Der Vorläuferstil, die Romanik
Doch vorerst zum damals gängigen Stil, der Romanik. Sakralbauten wurden in
Frankreich bis in das 12. Jahrhundert im romanischen Duktus errichtet, noch
länger nach den Bauvorschriften der Zisterzienser von Bernhard von Clairvaux
im Resteuropa teilweise sogar bis ins 14. Jahrhundert. Bernhard forderte Askese
und Leere.
Romanische Kirchen besaßen dicke und schwere Wände, kleine Fenster, Tonnen-
oder Kreuzgewölbe und wenig Schmuck. Der Kirchenraum war als Klangraum
konzipiert, mit langen Nachhallzeiten bis zu 6 Sekunden, um den Gebetsgesang
der Mönche zur vollen Blüte zu bringen. Die Akustik der Kirchen wurde für den
gregorianischen Choral entworfen und die gewölbten Decken reflektierten die
Klangwellen zu einem multitonalen Klangerlebnis.
Wenige Stimmen wurden zu himmlischen Chören und drangen tief in die Herzen
der Zuhörer und der Sänger. Die Wellen der Klänge führten den Gläubigen in
seinen eigenen inneren Raum und das war die Absicht der Erbauer dieser Kirchen.
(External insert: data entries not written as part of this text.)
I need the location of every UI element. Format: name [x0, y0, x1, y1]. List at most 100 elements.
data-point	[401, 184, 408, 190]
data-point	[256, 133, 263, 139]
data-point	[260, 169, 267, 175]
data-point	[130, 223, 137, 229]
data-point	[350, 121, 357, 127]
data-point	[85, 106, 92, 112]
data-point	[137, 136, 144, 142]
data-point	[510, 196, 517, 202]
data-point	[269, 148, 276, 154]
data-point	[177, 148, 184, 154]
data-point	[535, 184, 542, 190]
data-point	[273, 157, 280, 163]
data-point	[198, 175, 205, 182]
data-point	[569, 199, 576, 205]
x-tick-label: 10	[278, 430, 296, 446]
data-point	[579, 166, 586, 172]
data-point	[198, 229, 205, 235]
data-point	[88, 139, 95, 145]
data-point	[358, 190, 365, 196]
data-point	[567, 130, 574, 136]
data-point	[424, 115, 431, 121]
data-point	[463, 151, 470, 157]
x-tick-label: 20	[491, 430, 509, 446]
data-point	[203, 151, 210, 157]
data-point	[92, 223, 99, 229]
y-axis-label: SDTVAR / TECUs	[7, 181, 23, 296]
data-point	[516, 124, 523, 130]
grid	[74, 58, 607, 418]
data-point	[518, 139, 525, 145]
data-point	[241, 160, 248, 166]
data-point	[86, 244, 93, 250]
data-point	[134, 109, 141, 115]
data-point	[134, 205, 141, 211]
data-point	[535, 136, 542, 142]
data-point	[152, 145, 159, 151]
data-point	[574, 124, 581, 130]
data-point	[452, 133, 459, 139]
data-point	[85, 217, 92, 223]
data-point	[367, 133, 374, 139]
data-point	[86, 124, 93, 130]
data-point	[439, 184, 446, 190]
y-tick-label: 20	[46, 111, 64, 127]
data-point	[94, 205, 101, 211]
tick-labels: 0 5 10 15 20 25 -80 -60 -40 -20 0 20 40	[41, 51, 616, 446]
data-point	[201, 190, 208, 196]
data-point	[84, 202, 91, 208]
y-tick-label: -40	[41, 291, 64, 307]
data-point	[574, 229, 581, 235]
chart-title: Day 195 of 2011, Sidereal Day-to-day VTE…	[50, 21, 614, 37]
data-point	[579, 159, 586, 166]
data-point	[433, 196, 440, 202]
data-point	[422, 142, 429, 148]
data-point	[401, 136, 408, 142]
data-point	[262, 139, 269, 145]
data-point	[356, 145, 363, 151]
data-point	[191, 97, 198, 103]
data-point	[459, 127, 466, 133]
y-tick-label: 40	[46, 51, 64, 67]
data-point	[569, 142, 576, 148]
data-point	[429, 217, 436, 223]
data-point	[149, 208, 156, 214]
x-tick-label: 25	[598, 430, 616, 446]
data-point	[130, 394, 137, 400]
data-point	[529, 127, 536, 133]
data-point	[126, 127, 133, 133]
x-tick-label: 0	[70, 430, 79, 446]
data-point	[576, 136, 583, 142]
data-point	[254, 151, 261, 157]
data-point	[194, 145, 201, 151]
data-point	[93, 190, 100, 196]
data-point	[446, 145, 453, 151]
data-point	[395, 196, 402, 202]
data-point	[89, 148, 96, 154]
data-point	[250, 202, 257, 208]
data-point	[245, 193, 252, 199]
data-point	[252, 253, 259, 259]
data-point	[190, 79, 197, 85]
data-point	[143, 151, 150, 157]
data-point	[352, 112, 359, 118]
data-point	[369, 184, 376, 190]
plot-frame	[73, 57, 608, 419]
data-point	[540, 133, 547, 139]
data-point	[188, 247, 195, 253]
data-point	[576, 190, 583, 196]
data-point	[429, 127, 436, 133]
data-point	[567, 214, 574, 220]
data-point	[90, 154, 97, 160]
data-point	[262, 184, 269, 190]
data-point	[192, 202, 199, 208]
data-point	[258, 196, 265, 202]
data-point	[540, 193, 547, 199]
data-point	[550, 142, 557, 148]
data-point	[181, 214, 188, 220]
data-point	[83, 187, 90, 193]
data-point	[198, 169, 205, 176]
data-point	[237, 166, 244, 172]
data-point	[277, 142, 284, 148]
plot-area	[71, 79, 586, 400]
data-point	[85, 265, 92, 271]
Die romanische Kirche war also das Vorbild für Suger. Diesem seit der
karolingischen Zeit gepflegten Baustil setzte er seine Vision entgegen. Sein
Baustil sollte im Laufe der Zeit ganz Europa erobern und der Paradigmenwechsel,
den er initiierte, begründete das lichtvolle Mittelalter, das oft für das dunkle
gehalten wird.
Der neue Stil, die Gotik
Die neue Bauweise sollte mit einem reduzierten Bauskelett auskommen, um Platz
für große Lichtflächen freizugeben. Suger hatte die Absicht, wie bereits erwähnt,
ein reales Abbild des Göttlichen Jerusalem auf Erden zu erschaffen. Der
Evangelist Johannes beschreibt in seiner Apokalypse die göttliche Stadt
lichtdurchflutet und mit farbigen Edelsteinen geschmückt.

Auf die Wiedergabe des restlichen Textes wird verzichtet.